Il y a près de deux décennies, un homme de loi américain s’est lancé dans une croisade virulente contre les jeux vidéo, en particulier la franchise Grand Theft Auto, avant de voir sa carrière s’effondrer sous le poids de ses propres excès.
Il n’est pas ici question d’un personnage de fiction, mais d’un véritable avocat, obsédé par la violence vidéoludique et particulièrement celle présente dans la licence GTA, qui, au final, s’est autodétruit sous les yeux de tous.
De la lutte judiciaire à l’obsession médiatique
L’avocat John Bruce Thompson s’est fait connaître au début des années 2000 par ses attaques répétées contre les industries culturelles, plaçant les jeux vidéo au centre de son combat contre la violence médiatisée. Il a notamment ciblé Rockstar Games, éditeur de la série Grand Theft Auto, mais aussi d’autres acteurs comme Valve ou les développeurs de Doom et de Mortal Kombat

En février 2003, dans une affaire tragique impliquant le meurtre de Jolynn Mishne, Thompson affirmait que le tueur était “obsédé” par GTA III, une thèse vivement contestée par l’accusé, qui répliqua : « Ce n’est pas GTA qui m’a poussé à commettre ce meurtre ». Il essaya ensuite de se positionner comme avocat du meurtrier, qu’il voyait comme une victime du studio derrière le jeu, tout en défendant déjà la famille de la victime, ce qui fut jugé déloyal et poussa le juge à le récuser.

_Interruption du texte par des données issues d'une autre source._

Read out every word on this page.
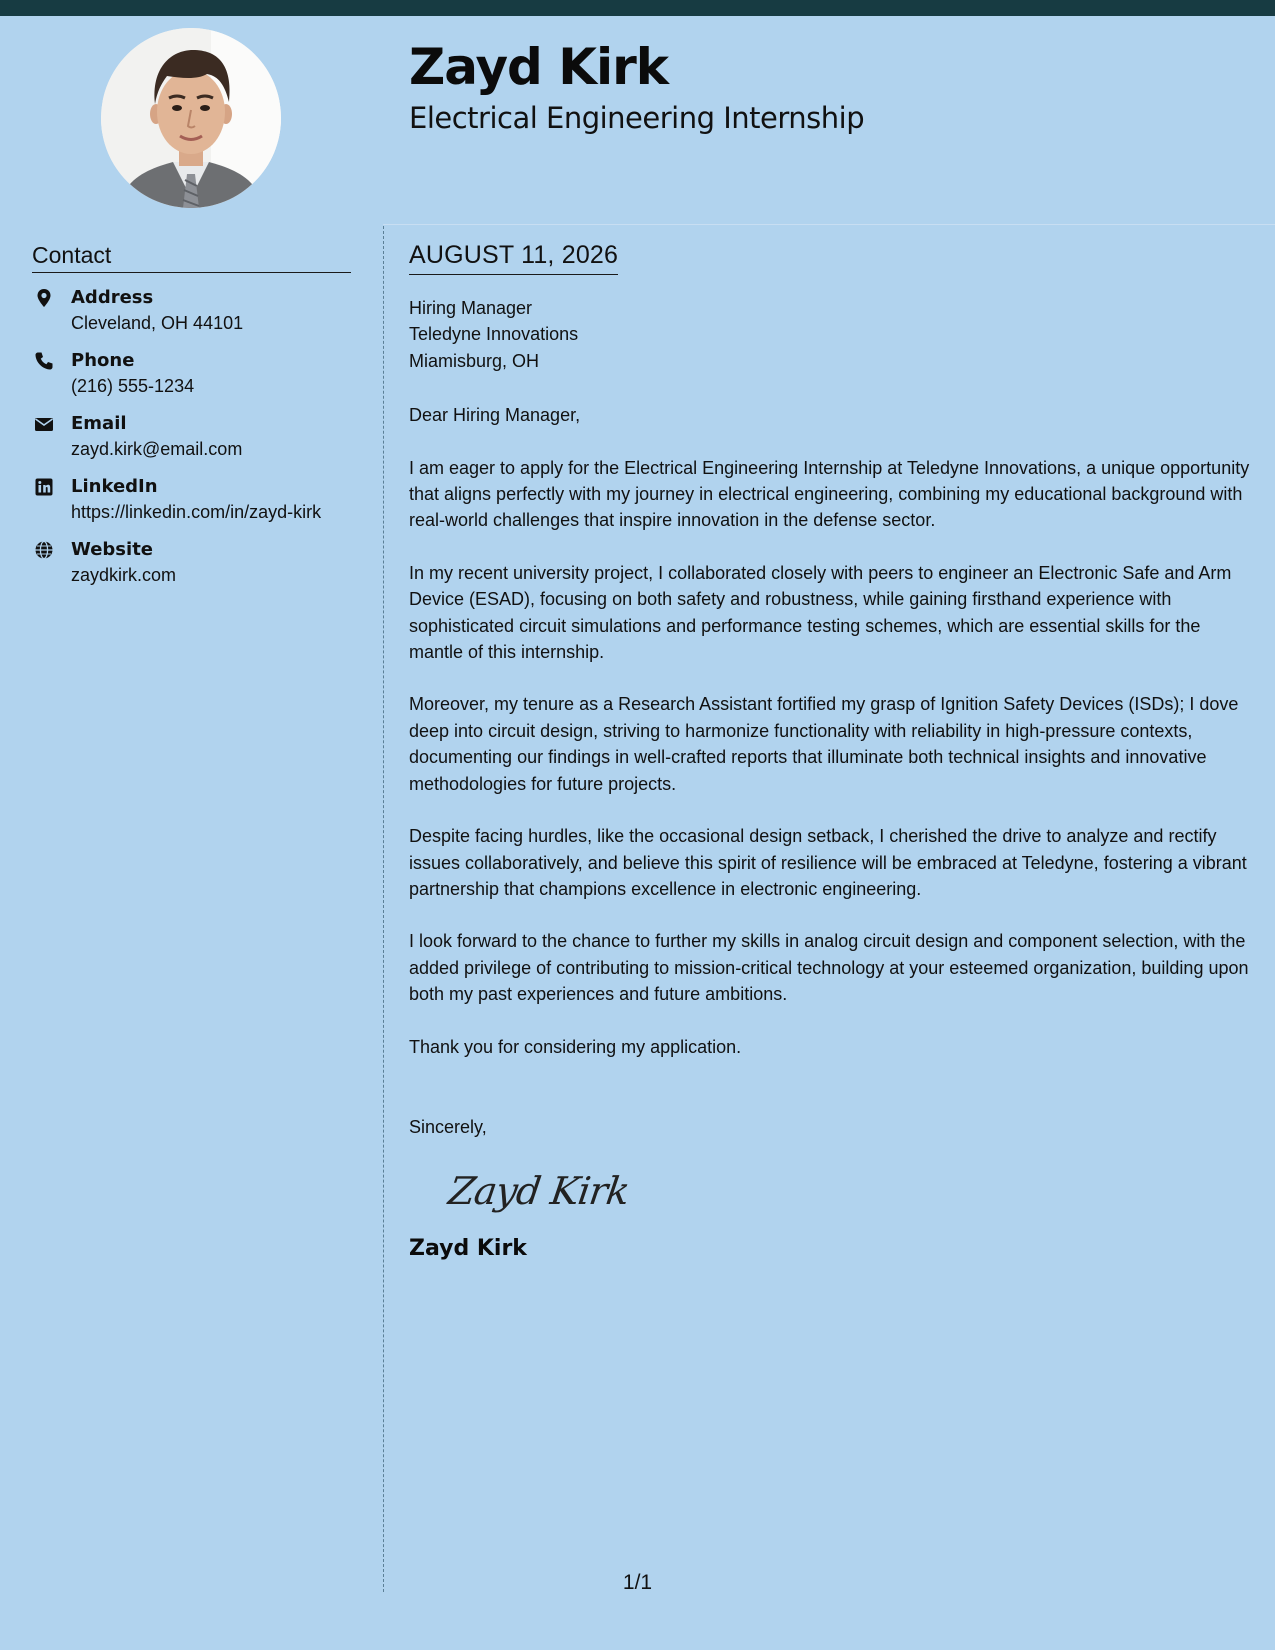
Zayd Kirk
Electrical Engineering Internship
Contact
Address
Cleveland, OH 44101
Phone
(216) 555-1234
Email
zayd.kirk@email.com
LinkedIn
https://linkedin.com/in/zayd-kirk
Website
zaydkirk.com
AUGUST 11, 2026
Hiring Manager
Teledyne Innovations
Miamisburg, OH
Dear Hiring Manager,
I am eager to apply for the Electrical Engineering Internship at Teledyne Innovations, a unique opportunity that aligns perfectly with my journey in electrical engineering, combining my educational background with real-world challenges that inspire innovation in the defense sector.
In my recent university project, I collaborated closely with peers to engineer an Electronic Safe and Arm Device (ESAD), focusing on both safety and robustness, while gaining firsthand experience with sophisticated circuit simulations and performance testing schemes, which are essential skills for the mantle of this internship.
Moreover, my tenure as a Research Assistant fortified my grasp of Ignition Safety Devices (ISDs); I dove deep into circuit design, striving to harmonize functionality with reliability in high-pressure contexts, documenting our findings in well-crafted reports that illuminate both technical insights and innovative methodologies for future projects.
Despite facing hurdles, like the occasional design setback, I cherished the drive to analyze and rectify issues collaboratively, and believe this spirit of resilience will be embraced at Teledyne, fostering a vibrant partnership that champions excellence in electronic engineering.
I look forward to the chance to further my skills in analog circuit design and component selection, with the added privilege of contributing to mission-critical technology at your esteemed organization, building upon both my past experiences and future ambitions.
Thank you for considering my application.
Sincerely,
Zayd Kirk
Zayd Kirk
1/1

Au fil des années, Thompson a multiplié les procédures contre Take-Two Interactive, Sony, ainsi que des chaînes de distribution comme Wal-Mart, affirmant réclamer des centaines de millions de dollars en dommages et intérêts au motif que GTA inspirait des actes criminels. Ses méthodes agressives se sont prolongées dans des lettres ouvertes ou des campagnes médiatiques : par exemple, il a menacé clairement le distributeur Best Buy en affirmant que « les amendes et les boycotts vont tomber sur vos magasins comme des flocons de neige ».
Chute professionnelle et répercussions
Malgré son acharnement, les succès judiciaires furent quasi inexistants. En 2007, Take-Two Interactive l’a assigné en justice, l’accusant d’avoir tenté d’interdire GTA IV et Manhunt 2, ce qui, selon les plaignants, allait à l’encontre du droit des entreprises aux États-Unis. Thompson leur répondit qu’il avait prié pour que Take-Two fasse quelque chose de si stupide pour pouvoir les détruire en justice. Au contraire, il a perdu le procès et sa lutte juridique s'enlisa de plus belle.

Ses échecs, associés à une réputation de harceleur (notamment envers ses confrères), entraînèrent en 2008 sa radiation du barreau de Floride, puis de tous les États américains. Le juge de la Cour Suprême refusa d’examiner son appel. En fin de compte, ce sont ses excès et sa radicalité sans nuance qui ont précipité sa chute : un véritable cas d’autodestruction médiatique.